Breathe
Deep breathing for pain relief—these are purely my own opinions and are not medical advice
Twenty years ago I developed debilitating fibromyalgia. My muscles were so knotted and painful it felt like I was sleeping on marbles.
I was incredibly fortunate to meet a medical qigong practitioner who taught me how to live with pain. It’s extraordinary how those lessons continue to serve me well.
Some of those principles:
To get rid of pain you must go toward the pain. Our default is to try to avoid it.

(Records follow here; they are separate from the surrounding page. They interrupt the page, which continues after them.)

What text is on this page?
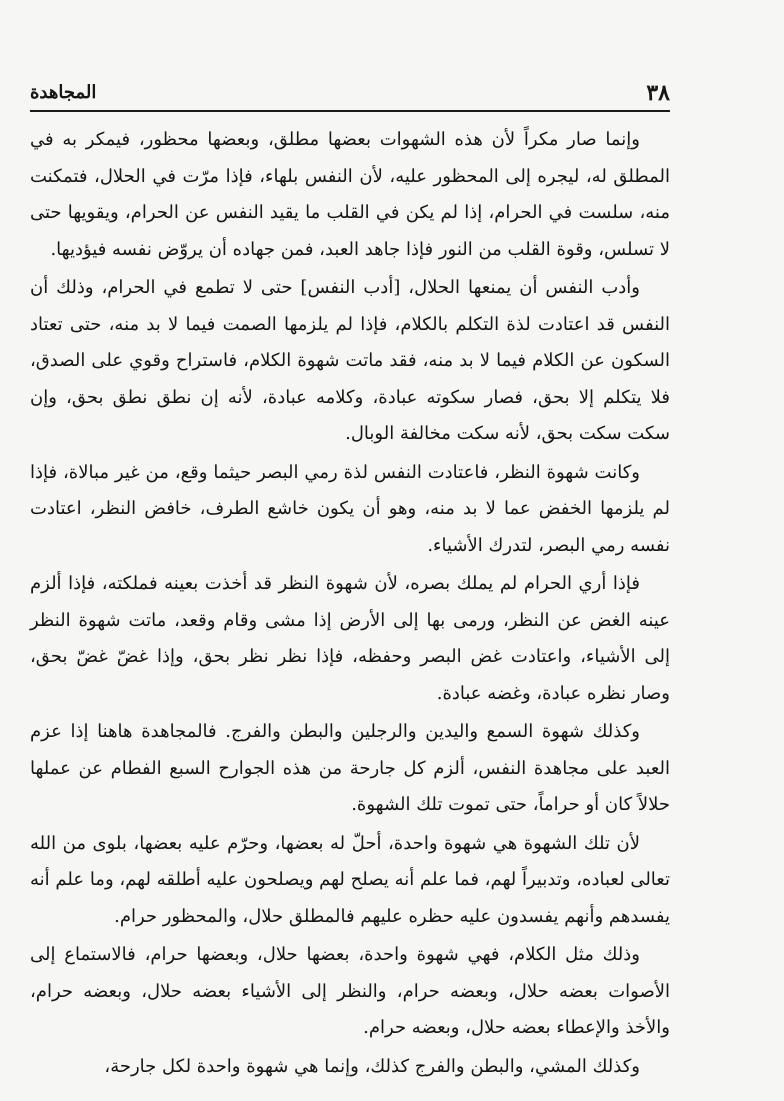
٣٨
المجاهدة

وإنما صار مكراً لأن هذه الشهوات بعضها مطلق، وبعضها محظور، فيمكر به في المطلق له، ليجره إلى المحظور عليه، لأن النفس بلهاء، فإذا مرّت في الحلال، فتمكنت منه، سلست في الحرام، إذا لم يكن في القلب ما يقيد النفس عن الحرام، ويقويها حتى لا تسلس، وقوة القلب من النور فإذا جاهد العبد، فمن جهاده أن يروّض نفسه فيؤديها.

وأدب النفس أن يمنعها الحلال، [أدب النفس] حتى لا تطمع في الحرام، وذلك أن النفس قد اعتادت لذة التكلم بالكلام، فإذا لم يلزمها الصمت فيما لا بد منه، حتى تعتاد السكون عن الكلام فيما لا بد منه، فقد ماتت شهوة الكلام، فاستراح وقوي على الصدق، فلا يتكلم إلا بحق، فصار سكوته عبادة، وكلامه عبادة، لأنه إن نطق نطق بحق، وإن سكت سكت بحق، لأنه سكت مخالفة الوبال.

وكانت شهوة النظر، فاعتادت النفس لذة رمي البصر حيثما وقع، من غير مبالاة، فإذا لم يلزمها الخفض عما لا بد منه، وهو أن يكون خاشع الطرف، خافض النظر، اعتادت نفسه رمي البصر، لتدرك الأشياء.

فإذا أري الحرام لم يملك بصره، لأن شهوة النظر قد أخذت بعينه فملكته، فإذا ألزم عينه الغض عن النظر، ورمى بها إلى الأرض إذا مشى وقام وقعد، ماتت شهوة النظر إلى الأشياء، واعتادت غض البصر وحفظه، فإذا نظر نظر بحق، وإذا غضّ غضّ بحق، وصار نظره عبادة، وغضه عبادة.

وكذلك شهوة السمع واليدين والرجلين والبطن والفرج. فالمجاهدة هاهنا إذا عزم العبد على مجاهدة النفس، ألزم كل جارحة من هذه الجوارح السبع الفطام عن عملها حلالاً كان أو حراماً، حتى تموت تلك الشهوة.

لأن تلك الشهوة هي شهوة واحدة، أحلّ له بعضها، وحرّم عليه بعضها، بلوى من الله تعالى لعباده، وتدبيراً لهم، فما علم أنه يصلح لهم ويصلحون عليه أطلقه لهم، وما علم أنه يفسدهم وأنهم يفسدون عليه حظره عليهم فالمطلق حلال، والمحظور حرام.

وذلك مثل الكلام، فهي شهوة واحدة، بعضها حلال، وبعضها حرام، فالاستماع إلى الأصوات بعضه حلال، وبعضه حرام، والنظر إلى الأشياء بعضه حلال، وبعضه حرام، والأخذ والإعطاء بعضه حلال، وبعضه حرام.

وكذلك المشي، والبطن والفرج كذلك، وإنما هي شهوة واحدة لكل جارحة،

All trauma—physical or emotional—manifests itself in the body in some way, so deal with it when it happens, don’t ignore it and keep going.
You can manage chronic pain through deep breathing, also known as yoga breathing.
She used shiatsu (acupressure) on my muscle marbles, pressing directly on them while I breathed deeply. It hurt so badly I cried more than once, but the next week I would be in a little less pain, so it was worth it. Over the course of a couple of years I had learned to manage it on my own.
A few years later I had major abdominal surgery. The nurse came in to check on me that night and I was doing deep breathing in the hospital bed. She thought I was nuts. 😀 But my need for pain meds decreased quickly and I healed well.
Deep breathing also helps with targeting. It can slow your heart rate when it is racing, counteract anxiety tech, tame the anger tech, and keep your nervous system calm instead of going into fight or flight.
Did you know that when you are in pain or under threat that you start taking small breaths? It’s a defense mechanism that serves us well unless we live in chronic pain or are under constant threat. That’s why deep breathing helps—it returns you to a state where you can heal.
There are different ways to do deep breathing, but this is how I was taught.
Take a breath through your nose over four seconds. So big that your diaphragm sticks out.
Hold it for six seconds.
Blow it out quickly through your mouth. Keep blowing until your diaphragm deflates completely and you have pulled your abdominal muscles toward your spine.
Do this in sets of three.
Do this as often as you need to during the day.
You should feel your shoulders relax, heart rate slow, energy moving through your limbs.
I hope this is helpful for someone out there!